Cavendish’s criticisms of mathematics arise from two different sets of commitments: one set concerns the object of mathematical representation, and one set concerns the subject of mathematical representations.

Nature intrinsically resists mathematization, Cavendish thinks, because she expresses herself in infinite variety, which Cavendish does not think can be measured or grouped into classes. Cavendish makes no exception for canonically quantitative properties like extension, motion, time or shape. On top of this, Cavendish holds a very strong version of anti-abstractionism: she thinks that all qualities are literally identical with matter, denying any kind of modal distinction, and she does not think that conceptual distinctions can be made where there are no distinctions in nature. These positions are driven by a most radical materialism, which prescribes (at least officially) the denial of the explanatory power of any forms.

Cavendish adopts an epistemology on which—with some exceptions—knowing something means becoming it, at least in part. As a result, you can’t know anything that you cannot become: if you’re material, you cannot have ideas of immaterials; if you’re finite, you can’t have ideas of the infinite. Since nature is infinite and it is not obviously characterized by invariants or common notions that might be in fact patternable by a finite mind, the human mind cannot have complete knowledge of nature. The best we can do is keep our brains off the rack, or our hands off our natural or regular sense and reason, for the reason that nature is wiser than we are. Forcing nature into mathematical patterns is an attempt to best nature (as are, for example, the application of logic or over-dependence on the rules of grammar).

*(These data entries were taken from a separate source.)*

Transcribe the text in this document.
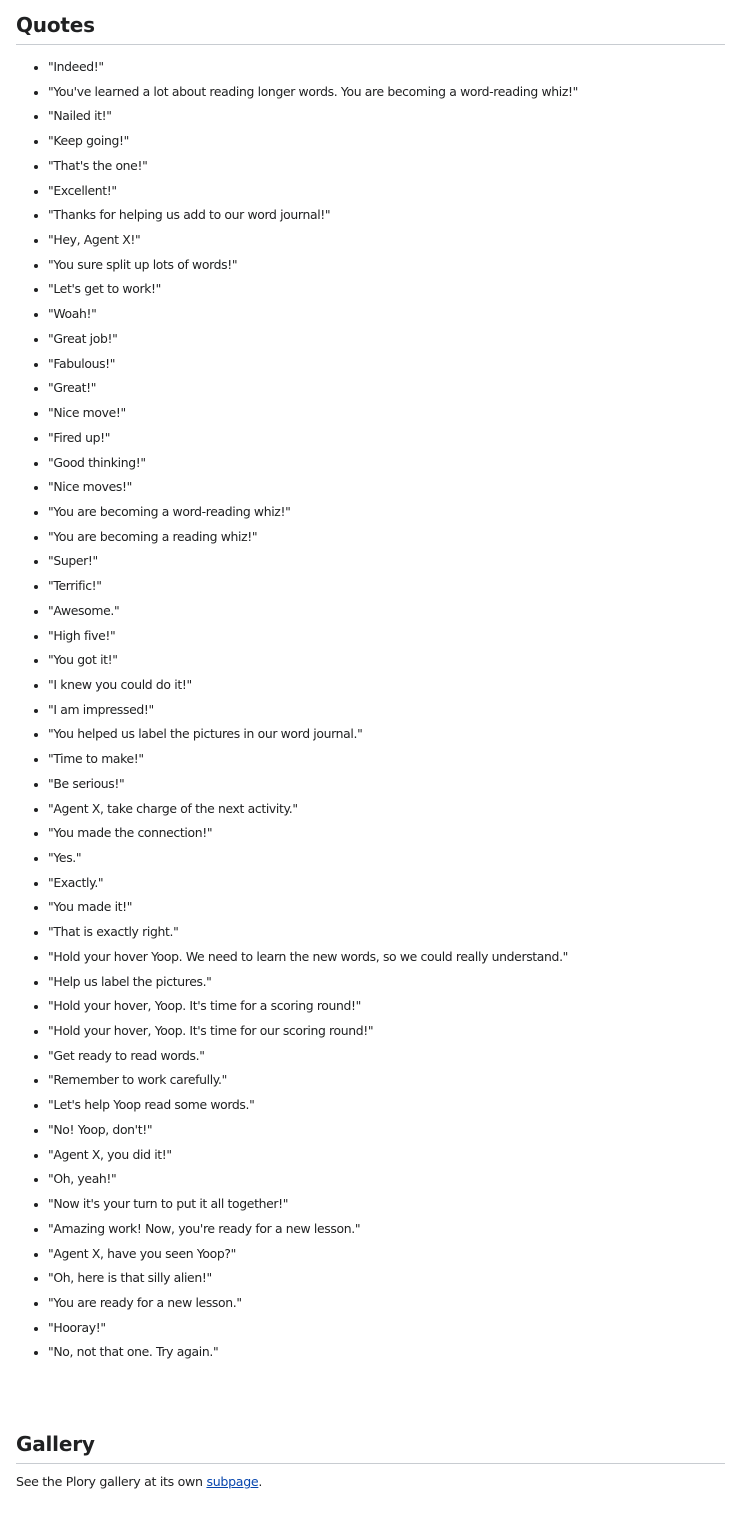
Quotes
"Indeed!"
"You've learned a lot about reading longer words. You are becoming a word-reading whiz!"
"Nailed it!"
"Keep going!"
"That's the one!"
"Excellent!"
"Thanks for helping us add to our word journal!"
"Hey, Agent X!"
"You sure split up lots of words!"
"Let's get to work!"
"Woah!"
"Great job!"
"Fabulous!"
"Great!"
"Nice move!"
"Fired up!"
"Good thinking!"
"Nice moves!"
"You are becoming a word-reading whiz!"
"You are becoming a reading whiz!"
"Super!"
"Terrific!"
"Awesome."
"High five!"
"You got it!"
"I knew you could do it!"
"I am impressed!"
"You helped us label the pictures in our word journal."
"Time to make!"
"Be serious!"
"Agent X, take charge of the next activity."
"You made the connection!"
"Yes."
"Exactly."
"You made it!"
"That is exactly right."
"Hold your hover Yoop. We need to learn the new words, so we could really understand."
"Help us label the pictures."
"Hold your hover, Yoop. It's time for a scoring round!"
"Hold your hover, Yoop. It's time for our scoring round!"
"Get ready to read words."
"Remember to work carefully."
"Let's help Yoop read some words."
"No! Yoop, don't!"
"Agent X, you did it!"
"Oh, yeah!"
"Now it's your turn to put it all together!"
"Amazing work! Now, you're ready for a new lesson."
"Agent X, have you seen Yoop?"
"Oh, here is that silly alien!"
"You are ready for a new lesson."
"Hooray!"
"No, not that one. Try again."
Gallery

See the Plory gallery at its own subpage.
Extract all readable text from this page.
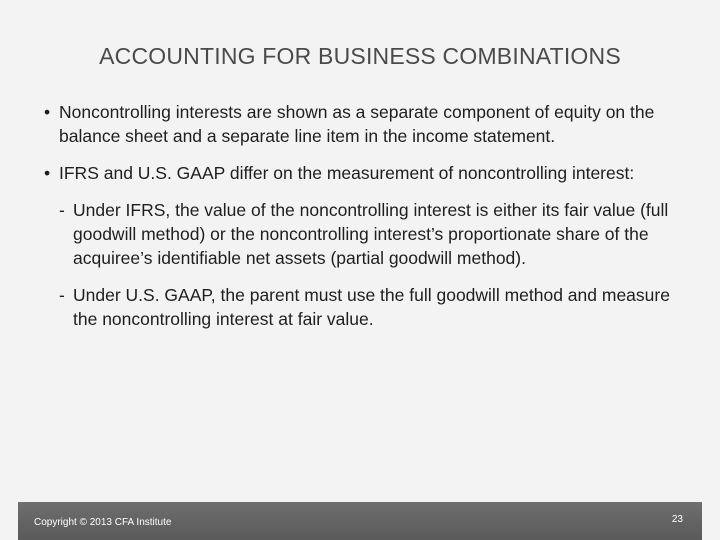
ACCOUNTING FOR BUSINESS COMBINATIONS
• Noncontrolling interests are shown as a separate component of equity on the balance sheet and a separate line item in the income statement.
• IFRS and U.S. GAAP differ on the measurement of noncontrolling interest:
- Under IFRS, the value of the noncontrolling interest is either its fair value (full goodwill method) or the noncontrolling interest’s proportionate share of the acquiree’s identifiable net assets (partial goodwill method).
- Under U.S. GAAP, the parent must use the full goodwill method and measure the noncontrolling interest at fair value.
Copyright © 2013 CFA Institute	23
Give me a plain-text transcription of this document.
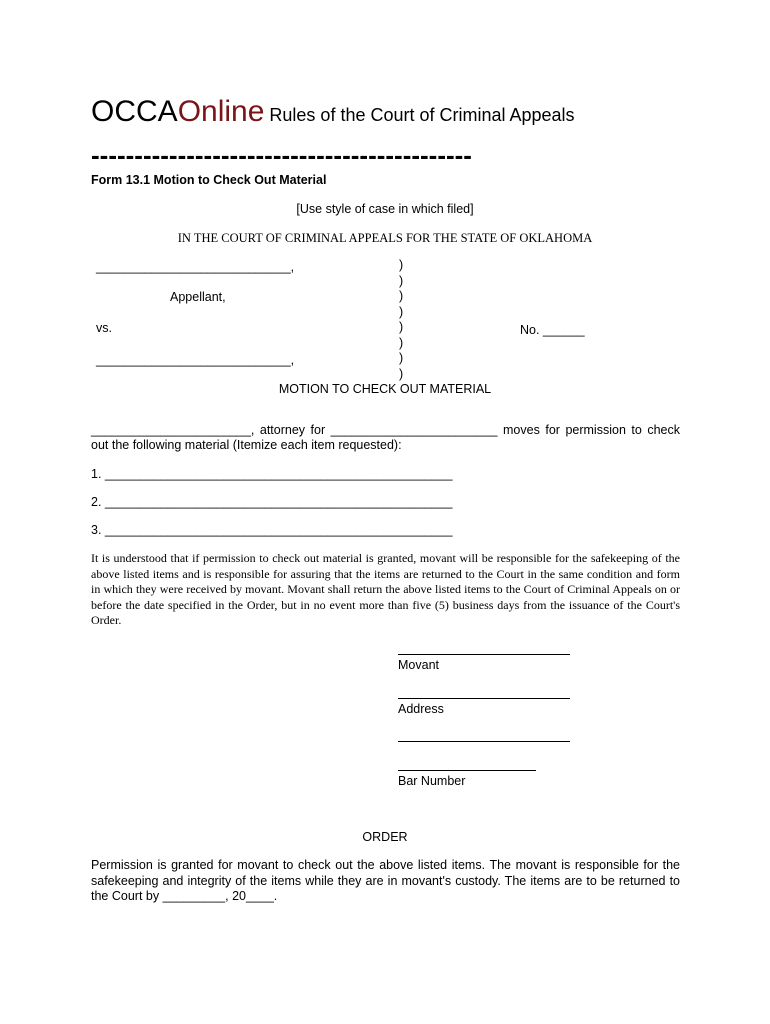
OCCAOnline Rules of the Court of Criminal Appeals
--------------------------------------------
Form 13.1 Motion to Check Out Material
[Use style of case in which filed]
IN THE COURT OF CRIMINAL APPEALS FOR THE STATE OF OKLAHOMA
____________________________,
Appellant,
vs.	No. ______
____________________________,
)
)
)
)
)
)
)
)
MOTION TO CHECK OUT MATERIAL
_______________________, attorney for ________________________ moves for permission to check out the following material (Itemize each item requested):
1. __________________________________________________
2. __________________________________________________
3. __________________________________________________
It is understood that if permission to check out material is granted, movant will be responsible for the safekeeping of the above listed items and is responsible for assuring that the items are returned to the Court in the same condition and form in which they were received by movant. Movant shall return the above listed items to the Court of Criminal Appeals on or before the date specified in the Order, but in no event more than five (5) business days from the issuance of the Court's Order.
Movant
Address
Bar Number
ORDER
Permission is granted for movant to check out the above listed items. The movant is responsible for the safekeeping and integrity of the items while they are in movant's custody. The items are to be returned to the Court by _________, 20____.
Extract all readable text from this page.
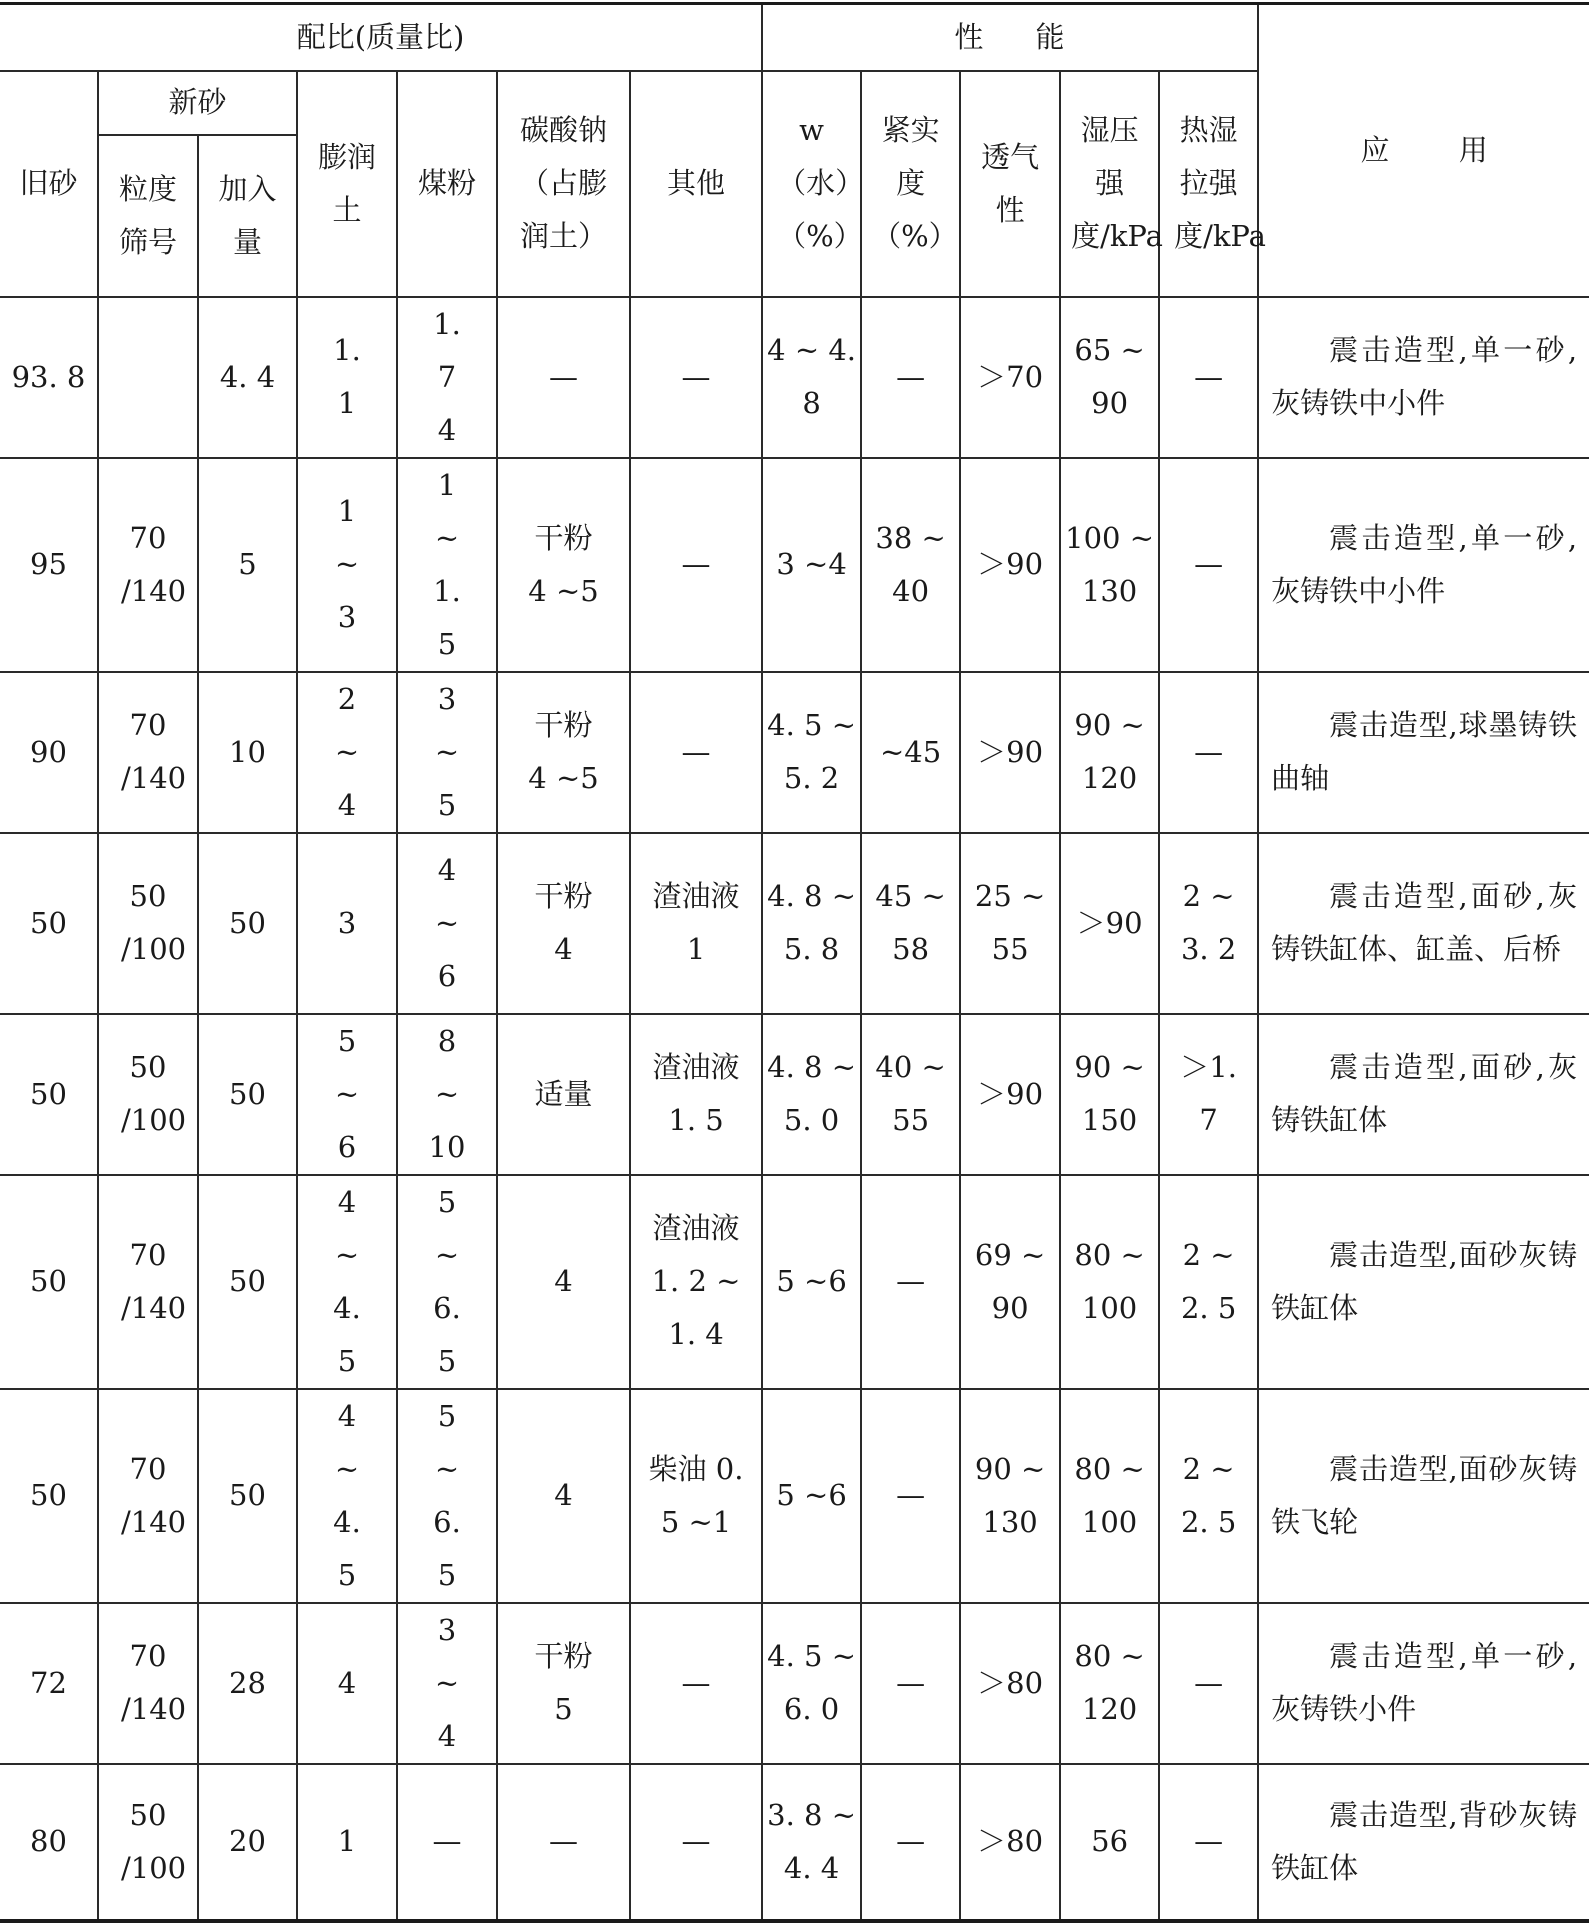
配比(质量比)							性 能					应 用
旧砂	新砂		膨润土	煤粉	碳酸钠（占膨润土）	其他	w（水）（%）	紧实度（%）	透气性	湿压强度/kPa	热湿拉强度/kPa	
	粒度筛号	加入量										
93. 8		4. 4	1. 1	1. 7 4	—	—	4 ~ 4. 8	—	＞70	65 ~ 90	—	震击造型,单一砂,灰铸铁中小件
95	70 /140	5	1 ~ 3	1 ~ 1. 5	干粉 4 ~5	—	3 ~4	38 ~ 40	＞90	100 ~ 130	—	震击造型,单一砂,灰铸铁中小件
90	70 /140	10	2 ~ 4	3 ~ 5	干粉 4 ~5	—	4. 5 ~ 5. 2	~45	＞90	90 ~ 120	—	震击造型,球墨铸铁曲轴
50	50 /100	50	3	4 ~ 6	干粉 4	渣油液 1	4. 8 ~ 5. 8	45 ~ 58	25 ~ 55	＞90	2 ~ 3. 2	震击造型,面砂,灰铸铁缸体、缸盖、后桥
50	50 /100	50	5 ~ 6	8 ~ 10	适量	渣油液 1. 5	4. 8 ~ 5. 0	40 ~ 55	＞90	90 ~ 150	＞1. 7	震击造型,面砂,灰铸铁缸体
50	70 /140	50	4 ~ 4. 5	5 ~ 6. 5	4	渣油液 1. 2 ~ 1. 4	5 ~6	—	69 ~ 90	80 ~ 100	2 ~ 2. 5	震击造型,面砂灰铸铁缸体
50	70 /140	50	4 ~ 4. 5	5 ~ 6. 5	4	柴油 0. 5 ~1	5 ~6	—	90 ~ 130	80 ~ 100	2 ~ 2. 5	震击造型,面砂灰铸铁飞轮
72	70 /140	28	4	3 ~ 4	干粉 5	—	4. 5 ~ 6. 0	—	＞80	80 ~ 120	—	震击造型,单一砂,灰铸铁小件
80	50 /100	20	1	—	—	—	3. 8 ~ 4. 4	—	＞80	56	—	震击造型,背砂灰铸铁缸体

These two very general features of Cavendish’s system generate her critique of mathematics, and the question of the epistemic status of mathematics is a special case of a more general problem for her system. On the one hand, given the assimilation view of knowledge, to know nature would be to become like it. Since we are merely parts of nature, that means changing or deforming our minds to reflect what is greater than us. On the other hand, there is no way for us to become like nature, and our active attempts to do so amount to hubristic artifice. One very natural response would be to seek the general features of nature like her laws or common notions, but as her critique of mathematics shows, Cavendish eschews this path. She is left with an acute version of a deep question: if our minds are but the parts and the effects of nature, how can we possibly know nature itself?